Today it is quite common to write applications that depend on third-party APIs, or even internal APIs, in this modularized digital world. But it makes testing tricky because dependency has an impact during the testing process:

  • Test cases will be slow
  • Test cases might fail if the third-party service is down
  • Test cases will consume resources in the external service (allowed rate limits)
  • Sensitive information must be available to make them work (API Keys, secrets, etc)

That’s enough reasons to think of better ways to improve the process, and this is where HTTPretty comes to the rescue.

HTTPretty

HTTPretty is just a mocking library for HTTP requests. Quoting their original words:

Once upon a time a python developer wanted to use a RESTful api, everything was fine but until the day he needed to test the code that hits the RESTful API: what if the API server is down? What if its content has changed?

Lucky for us HTTPretty has a really simple interface and since it monkey patches Python’s socket module, it works independently of the HTTP library used.

Example usage

Lets start with a simple example, let’s mock a 200 response (we will be using the requests library for its simplicity):

import requests
import httpretty

# First enable HTTPretty (will monkey patch the socket module)
httpretty.enable()
# Register an URI to patch
httpretty.register_uri(httpretty.GET, 'http://example.com/', status=200)
response = request.get('http://example.com/')
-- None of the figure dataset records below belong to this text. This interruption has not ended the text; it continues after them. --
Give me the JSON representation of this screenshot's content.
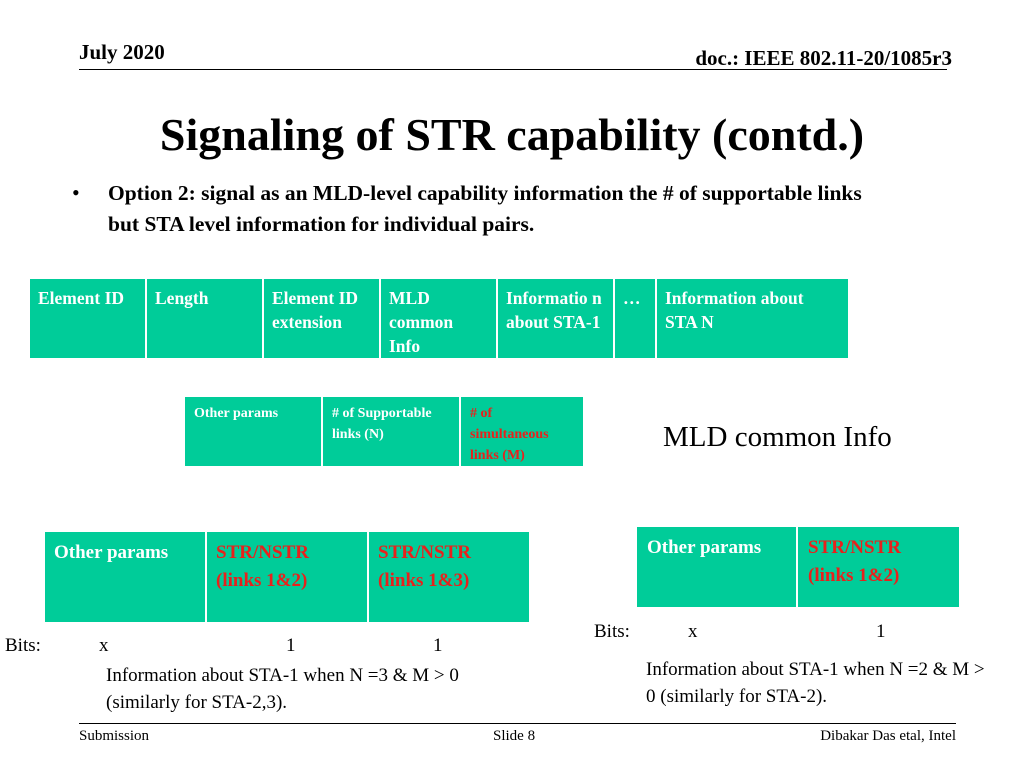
{
  "header": {
    "date": "July 2020",
    "doc": "doc.: IEEE 802.11-20/1085r3"
  },
  "title": "Signaling of STR capability (contd.)",
  "bullet": {
    "marker": "•",
    "text": "Option 2: signal as an MLD-level capability information the # of supportable links but STA level information for individual pairs."
  },
  "element_table": [
    "Element ID",
    "Length",
    "Element ID extension",
    "MLD common Info",
    "Informatio n about STA-1",
    "…",
    "Information about  STA N"
  ],
  "mld_table": {
    "cells": [
      {
        "label": "Other params",
        "highlight": false
      },
      {
        "label": "# of Supportable links (N)",
        "highlight": false
      },
      {
        "label": "# of simultaneous links (M)",
        "highlight": true
      }
    ],
    "caption": "MLD common Info"
  },
  "left_example": {
    "cells": [
      {
        "label": "Other params",
        "highlight": false
      },
      {
        "label": "STR/NSTR (links 1&2)",
        "highlight": true
      },
      {
        "label": "STR/NSTR (links 1&3)",
        "highlight": true
      }
    ],
    "bits_label": "Bits:",
    "bits": [
      "x",
      "1",
      "1"
    ],
    "note": "Information about STA-1 when N =3 & M > 0 (similarly for STA-2,3)."
  },
  "right_example": {
    "cells": [
      {
        "label": "Other params",
        "highlight": false
      },
      {
        "label": "STR/NSTR (links 1&2)",
        "highlight": true
      }
    ],
    "bits_label": "Bits:",
    "bits": [
      "x",
      "1"
    ],
    "note": "Information about STA-1 when N =2 & M > 0 (similarly for STA-2)."
  },
  "footer": {
    "left": "Submission",
    "center": "Slide 8",
    "right": "Dibakar Das etal, Intel"
  },
  "colors": {
    "teal": "#00cc99",
    "highlight_red": "#e8211c"
  }
}
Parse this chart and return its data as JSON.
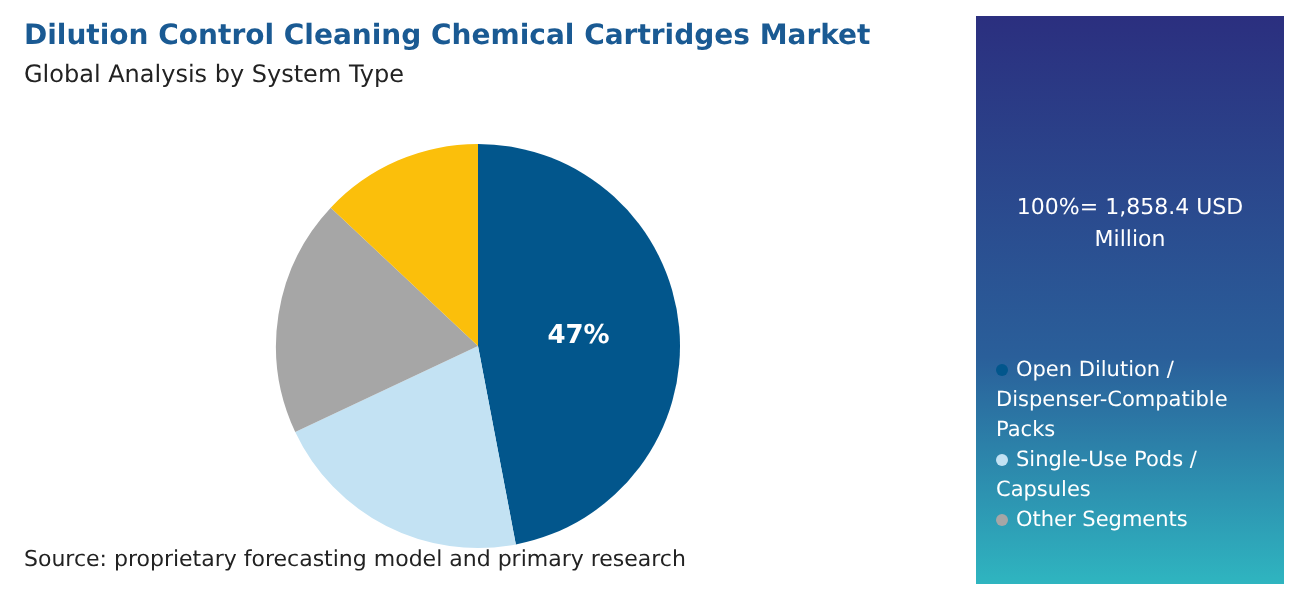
{
  "chart_data": {
    "type": "pie",
    "title": "Dilution Control Cleaning Chemical Cartridges Market",
    "subtitle": "Global Analysis by System Type",
    "categories": [
      "Open Dilution / Dispenser-Compatible Packs",
      "Single-Use Pods / Capsules",
      "Other Segments",
      null
    ],
    "values": [
      47,
      21,
      19,
      13
    ],
    "colors": [
      "#02568c",
      "#c3e2f3",
      "#a6a6a6",
      "#fbbf0b"
    ],
    "legend": "right",
    "value_labels": [
      "47%",
      null,
      null,
      null
    ],
    "annotations": [
      "100%= 1,858.4 USD Million",
      "Source: proprietary forecasting model and primary research"
    ]
  }
}
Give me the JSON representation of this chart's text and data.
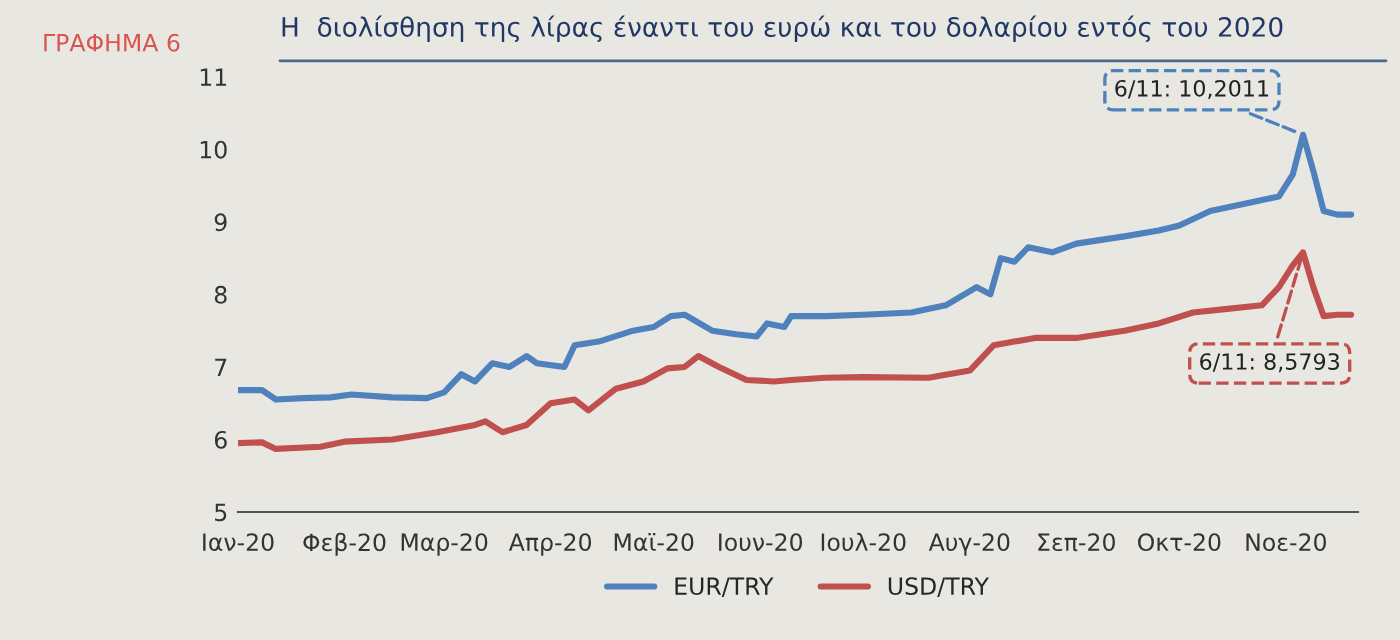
{
  "chart_data": {
    "type": "line",
    "title": "Η  διολίσθηση της λίρας έναντι του ευρώ και του δολαρίου εντός του 2020",
    "annotations": [
      "ΓΡΑΦΗΜΑ 6",
      {
        "text": "6/11: 10,2011",
        "x": "2020-11-06",
        "y": 10.2011
      },
      {
        "text": "6/11: 8,5793",
        "x": "2020-11-06",
        "y": 8.5793
      }
    ],
    "x": [
      "2020-01-01",
      "2020-01-08",
      "2020-01-12",
      "2020-01-20",
      "2020-01-28",
      "2020-02-03",
      "2020-02-15",
      "2020-02-25",
      "2020-03-01",
      "2020-03-06",
      "2020-03-10",
      "2020-03-15",
      "2020-03-20",
      "2020-03-25",
      "2020-03-28",
      "2020-04-05",
      "2020-04-08",
      "2020-04-15",
      "2020-04-25",
      "2020-05-01",
      "2020-05-06",
      "2020-05-10",
      "2020-05-18",
      "2020-05-25",
      "2020-05-31",
      "2020-06-03",
      "2020-06-08",
      "2020-06-10",
      "2020-06-20",
      "2020-07-01",
      "2020-07-15",
      "2020-07-25",
      "2020-08-03",
      "2020-08-07",
      "2020-08-10",
      "2020-08-14",
      "2020-08-18",
      "2020-08-25",
      "2020-09-01",
      "2020-09-15",
      "2020-09-25",
      "2020-10-01",
      "2020-10-10",
      "2020-10-20",
      "2020-10-30",
      "2020-11-03",
      "2020-11-06",
      "2020-11-09",
      "2020-11-12",
      "2020-11-16",
      "2020-11-20"
    ],
    "series": [
      {
        "name": "EUR/TRY",
        "color": "#4f81bd",
        "values": [
          6.68,
          6.68,
          6.55,
          6.57,
          6.58,
          6.62,
          6.58,
          6.57,
          6.65,
          6.9,
          6.8,
          7.05,
          7.0,
          7.15,
          7.05,
          7.0,
          7.3,
          7.35,
          7.5,
          7.55,
          7.7,
          7.72,
          7.5,
          7.45,
          7.42,
          7.6,
          7.55,
          7.7,
          7.7,
          7.72,
          7.75,
          7.85,
          8.1,
          8.0,
          8.5,
          8.45,
          8.65,
          8.58,
          8.7,
          8.8,
          8.88,
          8.95,
          9.15,
          9.25,
          9.35,
          9.65,
          10.2011,
          9.7,
          9.15,
          9.1,
          9.1
        ]
      },
      {
        "name": "USD/TRY",
        "color": "#c0504d",
        "x": [
          "2020-01-01",
          "2020-01-08",
          "2020-01-12",
          "2020-01-25",
          "2020-02-01",
          "2020-02-15",
          "2020-02-28",
          "2020-03-10",
          "2020-03-13",
          "2020-03-18",
          "2020-03-25",
          "2020-04-01",
          "2020-04-08",
          "2020-04-12",
          "2020-04-20",
          "2020-04-28",
          "2020-05-05",
          "2020-05-10",
          "2020-05-14",
          "2020-05-20",
          "2020-05-28",
          "2020-06-05",
          "2020-06-10",
          "2020-06-20",
          "2020-07-01",
          "2020-07-20",
          "2020-08-01",
          "2020-08-08",
          "2020-08-14",
          "2020-08-20",
          "2020-09-01",
          "2020-09-15",
          "2020-09-25",
          "2020-10-05",
          "2020-10-15",
          "2020-10-25",
          "2020-10-30",
          "2020-11-03",
          "2020-11-06",
          "2020-11-09",
          "2020-11-12",
          "2020-11-16",
          "2020-11-20"
        ],
        "values": [
          5.95,
          5.96,
          5.87,
          5.9,
          5.97,
          6.0,
          6.1,
          6.2,
          6.25,
          6.1,
          6.2,
          6.5,
          6.55,
          6.4,
          6.7,
          6.8,
          6.98,
          7.0,
          7.15,
          7.0,
          6.82,
          6.8,
          6.82,
          6.85,
          6.86,
          6.85,
          6.95,
          7.3,
          7.35,
          7.4,
          7.4,
          7.5,
          7.6,
          7.75,
          7.8,
          7.85,
          8.1,
          8.4,
          8.5793,
          8.1,
          7.7,
          7.72,
          7.72
        ]
      }
    ],
    "xlim": [
      "2020-01-01",
      "2020-11-22"
    ],
    "xticks": [
      {
        "value": "2020-01-01",
        "label": "Ιαν-20"
      },
      {
        "value": "2020-02-01",
        "label": "Φεβ-20"
      },
      {
        "value": "2020-03-01",
        "label": "Μαρ-20"
      },
      {
        "value": "2020-04-01",
        "label": "Απρ-20"
      },
      {
        "value": "2020-05-01",
        "label": "Μαϊ-20"
      },
      {
        "value": "2020-06-01",
        "label": "Ιουν-20"
      },
      {
        "value": "2020-07-01",
        "label": "Ιουλ-20"
      },
      {
        "value": "2020-08-01",
        "label": "Αυγ-20"
      },
      {
        "value": "2020-09-01",
        "label": "Σεπ-20"
      },
      {
        "value": "2020-10-01",
        "label": "Οκτ-20"
      },
      {
        "value": "2020-11-01",
        "label": "Νοε-20"
      }
    ],
    "ylim": [
      5,
      11
    ],
    "yticks": [
      5,
      6,
      7,
      8,
      9,
      10,
      11
    ],
    "grid": false,
    "legend": "bottom",
    "line_style": "solid",
    "marker": "none"
  }
}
print(response.status_code)
# Outputs: 200
print(response.content)
# Outputs: HTTPretty :)

# Remove the patches
httpretty.disable()

We can override the response content of course:

import requests
import httpretty

httpretty.enable()
httpretty.register_uri(httpretty.GET, 'http://example.com/',
                       body='Overriding the response body',
                       status=200)
response = request.get('http://example.com/')

print(response.status_code)
# Outputs: 200
print(response.content)
# Outputs: Overriding the response body

httpretty.disable()

We can make the response content to be of any type, JSON for example:

import json
import requests
import httpretty

httpretty.enable()
json_body = json.dumps({'status': 'ok', 'value': '123'})
httpretty.register_uri(httpretty.GET, 'http://example.com/',
                       body=json_body,
                       content_type='application/json',
                       status=200)
response = request.get('http://example.com/')
print(response.status_code)

# Outputs: 200
print(response.content)
# Outputs: '{"status": "ok", "value": "123"}'
print(response.json())
# Outputs: {u'status': u'ok', u'value': u'123'}

httpretty.disable()

For simplicity, there’s a decorator that will call enable() and disable() for us:

import requests
import httpretty

@httpretty.activate
def test():
    httpretty.register_uri(httpretty.GET, 'http://example.com',
                           status=200, body='Testing decorator')
    return requests.get('http://example.com')

response = test()

print(response.status_code)
# Outputs: 200
print(response.content)
# Outputs: Testing decorator
print(httpretty.is_enabled())
# Outputs: False

HTTPretty also support the many HTTP methods beside GET, they can be accessed at:

  • httpretty.DELETE
  • httpretty.PUT
  • httpretty.GET
  • httpretty.OPTIONS
  • httpretty.HEAD
  • httpretty.PATCH
  • httpretty.POST

Other features are:

  • Add custom headers with the adding_headers parameter.
  • Define multiple response values with the responses parameter, the responses will be returned in order they are defined.
  • Set a function as body parameter.
  • The URI can be defined as a regular expression.

Conclusion

HTTPretty is great tool that helps to speed up the test cases that depend on external APIs. It also help to ensure that the application logic is well defined with the expected responses from the services, and if the third-party changes, it’s not a fault in your code.